How Project Portfolio Management leads to Project Success

The IT PMO of a large organization was suffering from failing projects.  The issues facing the organization were:

  • Continuous mergers and acquisitions resulted in stove-piped, independent businesses with no incentive to work toward common goals,
  • Division between Business and IT,
  • Resistance to change,
  • No application/ systems standards (multiple solutions for the same capability),
  • No view of resource capacity/ demand,
  • No single view of all projects,
  • Failing projects.

The problem:

Important projects were not getting done.  With no prioritization and no view of true resource demand/ capacity, low-value projects were gobbling up resources needed by high-value projects. This caused the more valuable projects to be stalled or stopped in mid-implementation. This also resulted in corners being cut when project managers tried to shotgun projects through the lifecycle to ensure they did not lose precious resources. Project planning was one key phase that was shortened or skipped altogether , leading to a higher rate of project failure.

Projects under a certain budget limit could be submitted and were automatically put in the project queue to be resourced within a week. Anyone could submit a project request and provide very minimal supporting information.

What didn’t work:

The organization had tried different methods for prioritizing (such as having the head of finance label projects as high-, medium-, or low-priority). However, these methods yielded only top-priority rankings for virtually all projects.

For higher cost projects, IT Governance did exist. In the fall of each year, the IT site directors would provide business case information for projects they wanted to implement in the coming year. The regional leader would review and accept the projects he or she deemed priority for the site; and an oversight committee eliminated additional projects from the plan to lower the total site budget to match what they could allocate. The results of these meetings determined each site’s budget. In the following year, the sites were free to substitute other projects for those that had been approved, making this an exercise in obtaining funding, not in proper portfolio planning.

The Fix:

The PMO leaders determined that the two main issues to be resolved were lack of resource management and prioritization. They concluded that implementing project portfolio management could resolve both issues and result in successful planning and project management.

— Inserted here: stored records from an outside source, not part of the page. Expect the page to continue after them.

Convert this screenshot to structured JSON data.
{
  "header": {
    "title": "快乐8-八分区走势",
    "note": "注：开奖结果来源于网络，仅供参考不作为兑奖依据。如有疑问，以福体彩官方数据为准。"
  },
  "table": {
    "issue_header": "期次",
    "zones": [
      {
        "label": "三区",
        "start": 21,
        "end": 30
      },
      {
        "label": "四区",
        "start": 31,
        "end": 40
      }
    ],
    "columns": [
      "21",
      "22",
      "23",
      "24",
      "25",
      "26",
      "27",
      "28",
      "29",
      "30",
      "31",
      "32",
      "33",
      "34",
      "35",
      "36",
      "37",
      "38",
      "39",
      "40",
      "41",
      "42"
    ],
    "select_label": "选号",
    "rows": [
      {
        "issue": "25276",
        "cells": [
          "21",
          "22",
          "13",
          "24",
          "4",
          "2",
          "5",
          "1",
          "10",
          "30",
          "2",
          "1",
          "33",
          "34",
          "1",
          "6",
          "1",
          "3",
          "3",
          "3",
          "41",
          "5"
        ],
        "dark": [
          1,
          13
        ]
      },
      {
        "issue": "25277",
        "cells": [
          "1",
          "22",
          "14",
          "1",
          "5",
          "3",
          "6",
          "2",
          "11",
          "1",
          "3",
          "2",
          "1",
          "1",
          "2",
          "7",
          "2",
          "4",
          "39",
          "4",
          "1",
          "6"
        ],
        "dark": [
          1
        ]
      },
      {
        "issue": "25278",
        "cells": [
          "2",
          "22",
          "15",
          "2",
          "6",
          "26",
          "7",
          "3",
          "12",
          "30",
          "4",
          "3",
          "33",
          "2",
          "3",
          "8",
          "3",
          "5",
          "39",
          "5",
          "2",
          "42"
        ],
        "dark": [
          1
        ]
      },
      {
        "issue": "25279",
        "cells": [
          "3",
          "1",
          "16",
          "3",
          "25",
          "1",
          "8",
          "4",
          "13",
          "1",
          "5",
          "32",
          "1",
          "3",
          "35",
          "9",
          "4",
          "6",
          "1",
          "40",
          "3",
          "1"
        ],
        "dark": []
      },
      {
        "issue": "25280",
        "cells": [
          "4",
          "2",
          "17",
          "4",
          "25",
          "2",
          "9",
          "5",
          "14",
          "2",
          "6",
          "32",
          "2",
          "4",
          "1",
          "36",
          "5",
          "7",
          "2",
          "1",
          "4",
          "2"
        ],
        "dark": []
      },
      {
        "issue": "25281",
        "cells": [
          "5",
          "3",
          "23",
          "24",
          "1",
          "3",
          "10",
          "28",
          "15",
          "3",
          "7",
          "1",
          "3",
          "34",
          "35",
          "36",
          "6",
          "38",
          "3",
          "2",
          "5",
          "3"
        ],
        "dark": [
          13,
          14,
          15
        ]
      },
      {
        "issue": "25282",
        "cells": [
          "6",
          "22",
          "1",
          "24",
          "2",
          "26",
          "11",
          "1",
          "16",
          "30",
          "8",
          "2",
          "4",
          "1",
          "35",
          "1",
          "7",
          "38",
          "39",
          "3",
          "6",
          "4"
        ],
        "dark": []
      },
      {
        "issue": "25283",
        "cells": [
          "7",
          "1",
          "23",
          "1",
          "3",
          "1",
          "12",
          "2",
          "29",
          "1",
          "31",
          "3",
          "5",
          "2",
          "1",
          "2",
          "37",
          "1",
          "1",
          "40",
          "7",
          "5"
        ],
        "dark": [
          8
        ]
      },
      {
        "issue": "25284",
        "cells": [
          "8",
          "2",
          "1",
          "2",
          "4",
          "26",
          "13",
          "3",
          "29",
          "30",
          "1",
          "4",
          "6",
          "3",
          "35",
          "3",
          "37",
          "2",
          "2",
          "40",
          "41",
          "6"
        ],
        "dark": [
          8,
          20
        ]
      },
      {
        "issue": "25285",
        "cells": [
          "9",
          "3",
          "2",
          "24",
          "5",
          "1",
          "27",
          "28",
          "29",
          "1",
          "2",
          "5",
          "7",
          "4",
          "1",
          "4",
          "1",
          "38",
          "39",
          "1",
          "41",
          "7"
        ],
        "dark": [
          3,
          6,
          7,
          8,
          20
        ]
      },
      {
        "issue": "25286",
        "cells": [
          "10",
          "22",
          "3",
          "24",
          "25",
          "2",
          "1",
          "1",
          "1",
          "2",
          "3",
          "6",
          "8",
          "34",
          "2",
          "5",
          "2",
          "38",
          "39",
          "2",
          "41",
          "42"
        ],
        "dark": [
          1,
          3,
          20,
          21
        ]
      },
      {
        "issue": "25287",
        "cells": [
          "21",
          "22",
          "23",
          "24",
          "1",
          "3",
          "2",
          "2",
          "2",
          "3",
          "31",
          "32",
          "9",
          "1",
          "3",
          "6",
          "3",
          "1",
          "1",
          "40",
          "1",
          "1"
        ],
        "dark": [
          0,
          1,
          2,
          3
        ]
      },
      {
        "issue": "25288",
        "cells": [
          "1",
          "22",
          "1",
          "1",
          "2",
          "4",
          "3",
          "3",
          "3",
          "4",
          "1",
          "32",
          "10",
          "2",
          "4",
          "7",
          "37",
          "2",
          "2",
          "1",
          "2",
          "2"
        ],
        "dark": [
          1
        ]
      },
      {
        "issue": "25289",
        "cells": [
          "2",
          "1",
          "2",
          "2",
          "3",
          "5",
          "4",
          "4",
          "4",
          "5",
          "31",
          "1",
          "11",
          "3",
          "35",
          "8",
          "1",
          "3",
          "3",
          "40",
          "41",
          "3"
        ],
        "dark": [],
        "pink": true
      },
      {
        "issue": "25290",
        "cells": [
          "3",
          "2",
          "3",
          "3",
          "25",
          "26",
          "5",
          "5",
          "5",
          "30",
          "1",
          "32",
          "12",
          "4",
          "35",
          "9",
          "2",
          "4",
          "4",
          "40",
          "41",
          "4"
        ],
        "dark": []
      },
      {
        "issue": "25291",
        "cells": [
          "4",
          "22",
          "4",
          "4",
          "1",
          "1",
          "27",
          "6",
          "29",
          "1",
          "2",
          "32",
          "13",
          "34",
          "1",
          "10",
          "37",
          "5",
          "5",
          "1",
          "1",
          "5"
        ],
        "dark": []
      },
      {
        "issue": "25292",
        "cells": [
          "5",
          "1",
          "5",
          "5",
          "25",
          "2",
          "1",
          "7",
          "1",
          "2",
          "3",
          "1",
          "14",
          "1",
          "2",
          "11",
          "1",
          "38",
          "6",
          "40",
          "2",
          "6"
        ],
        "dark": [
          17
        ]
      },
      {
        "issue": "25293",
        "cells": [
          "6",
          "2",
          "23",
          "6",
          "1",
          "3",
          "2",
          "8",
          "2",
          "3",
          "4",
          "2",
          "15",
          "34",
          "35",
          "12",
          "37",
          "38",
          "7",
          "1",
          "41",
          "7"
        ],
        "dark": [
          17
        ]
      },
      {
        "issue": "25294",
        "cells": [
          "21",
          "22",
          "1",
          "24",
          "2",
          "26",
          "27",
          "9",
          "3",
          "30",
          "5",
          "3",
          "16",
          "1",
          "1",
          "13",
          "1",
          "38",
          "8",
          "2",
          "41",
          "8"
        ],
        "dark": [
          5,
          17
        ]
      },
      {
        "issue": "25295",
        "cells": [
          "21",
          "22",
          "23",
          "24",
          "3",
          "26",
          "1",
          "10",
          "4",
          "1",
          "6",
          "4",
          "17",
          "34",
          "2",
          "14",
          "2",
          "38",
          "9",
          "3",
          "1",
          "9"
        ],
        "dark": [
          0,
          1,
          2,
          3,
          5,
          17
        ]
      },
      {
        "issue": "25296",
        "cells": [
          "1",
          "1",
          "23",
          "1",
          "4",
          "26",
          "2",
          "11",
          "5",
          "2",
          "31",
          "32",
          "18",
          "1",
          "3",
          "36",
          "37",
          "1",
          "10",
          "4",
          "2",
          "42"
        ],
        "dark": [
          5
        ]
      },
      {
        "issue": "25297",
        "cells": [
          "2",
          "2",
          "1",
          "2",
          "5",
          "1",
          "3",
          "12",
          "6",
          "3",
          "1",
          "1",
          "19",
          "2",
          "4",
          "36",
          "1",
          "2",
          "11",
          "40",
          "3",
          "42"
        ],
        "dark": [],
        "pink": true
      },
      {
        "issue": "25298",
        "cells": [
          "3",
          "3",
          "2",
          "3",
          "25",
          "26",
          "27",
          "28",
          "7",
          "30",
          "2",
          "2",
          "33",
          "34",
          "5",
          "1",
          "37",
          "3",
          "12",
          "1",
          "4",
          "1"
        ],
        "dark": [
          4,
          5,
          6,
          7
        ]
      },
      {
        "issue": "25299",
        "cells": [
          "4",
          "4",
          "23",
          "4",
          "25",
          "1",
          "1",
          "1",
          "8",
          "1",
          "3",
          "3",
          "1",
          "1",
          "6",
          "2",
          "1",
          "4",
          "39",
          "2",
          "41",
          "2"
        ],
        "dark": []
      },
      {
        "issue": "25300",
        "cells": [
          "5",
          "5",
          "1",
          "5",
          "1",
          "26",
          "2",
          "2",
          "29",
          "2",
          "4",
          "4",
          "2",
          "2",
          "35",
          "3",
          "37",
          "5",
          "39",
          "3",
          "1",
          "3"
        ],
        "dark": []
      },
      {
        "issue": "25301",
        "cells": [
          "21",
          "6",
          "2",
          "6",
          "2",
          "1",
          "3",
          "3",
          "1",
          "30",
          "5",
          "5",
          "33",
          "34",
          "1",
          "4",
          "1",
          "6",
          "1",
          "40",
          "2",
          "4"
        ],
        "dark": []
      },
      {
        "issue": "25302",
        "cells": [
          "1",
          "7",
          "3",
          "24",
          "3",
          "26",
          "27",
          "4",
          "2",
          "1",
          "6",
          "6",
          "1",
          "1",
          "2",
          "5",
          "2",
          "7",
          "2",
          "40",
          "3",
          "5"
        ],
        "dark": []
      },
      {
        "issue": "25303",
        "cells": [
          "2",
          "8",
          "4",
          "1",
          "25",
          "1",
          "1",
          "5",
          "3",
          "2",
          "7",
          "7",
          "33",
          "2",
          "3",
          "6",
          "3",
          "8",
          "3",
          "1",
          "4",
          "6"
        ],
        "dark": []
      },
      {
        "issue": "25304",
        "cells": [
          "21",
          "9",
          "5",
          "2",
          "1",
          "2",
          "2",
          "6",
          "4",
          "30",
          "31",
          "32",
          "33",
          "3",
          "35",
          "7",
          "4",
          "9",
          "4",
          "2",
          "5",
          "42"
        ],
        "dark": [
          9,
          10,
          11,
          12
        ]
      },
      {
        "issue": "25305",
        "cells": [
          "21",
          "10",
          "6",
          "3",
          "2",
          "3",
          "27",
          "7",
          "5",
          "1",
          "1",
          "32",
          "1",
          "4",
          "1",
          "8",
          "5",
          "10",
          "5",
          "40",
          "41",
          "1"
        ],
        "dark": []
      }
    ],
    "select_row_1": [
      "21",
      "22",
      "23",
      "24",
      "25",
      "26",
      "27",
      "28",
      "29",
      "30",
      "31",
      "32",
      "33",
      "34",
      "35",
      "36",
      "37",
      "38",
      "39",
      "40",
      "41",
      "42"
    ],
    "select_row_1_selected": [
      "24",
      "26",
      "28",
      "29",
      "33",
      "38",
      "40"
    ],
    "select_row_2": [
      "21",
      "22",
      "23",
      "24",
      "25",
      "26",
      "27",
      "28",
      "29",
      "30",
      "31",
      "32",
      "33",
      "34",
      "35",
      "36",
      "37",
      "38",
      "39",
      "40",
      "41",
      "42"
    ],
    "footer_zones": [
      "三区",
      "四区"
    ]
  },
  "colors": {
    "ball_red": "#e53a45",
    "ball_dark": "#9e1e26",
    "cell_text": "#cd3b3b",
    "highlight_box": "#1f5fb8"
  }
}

The goals for the Portfolio Management implementation were as follows:

  • Tie projects to the corporate strategy,
  • Develop business cases for all proposed projects,
  • View projects across all sites to determine opportunities to combine efforts,
  • Improve project planning,
  • Develop solutions standards:
    • Catalog accepted applications for specific capabilities.

They developed a model for scoring project requests which would serve as the basis for prioritization. The model was based on research of best practices in the industry and tied to the organization’s strategy. Once the model was in place, it was used to prioritize the projects submitted for the yearly budget to demonstrate to the decision makers why they should fund the proposed projects. They now had clear insight into what should be done (prioritization) and what could be done (resource management). Including portfolio management in the project lifecycle greatly improved the organization’s ability to successfully implement projects. It is well known that Portfolio Management is intended to maximize the benefit from an organization’s portfolio of projects; but it also helps ensure project success by “sizing” the portfolio to fit the available resources.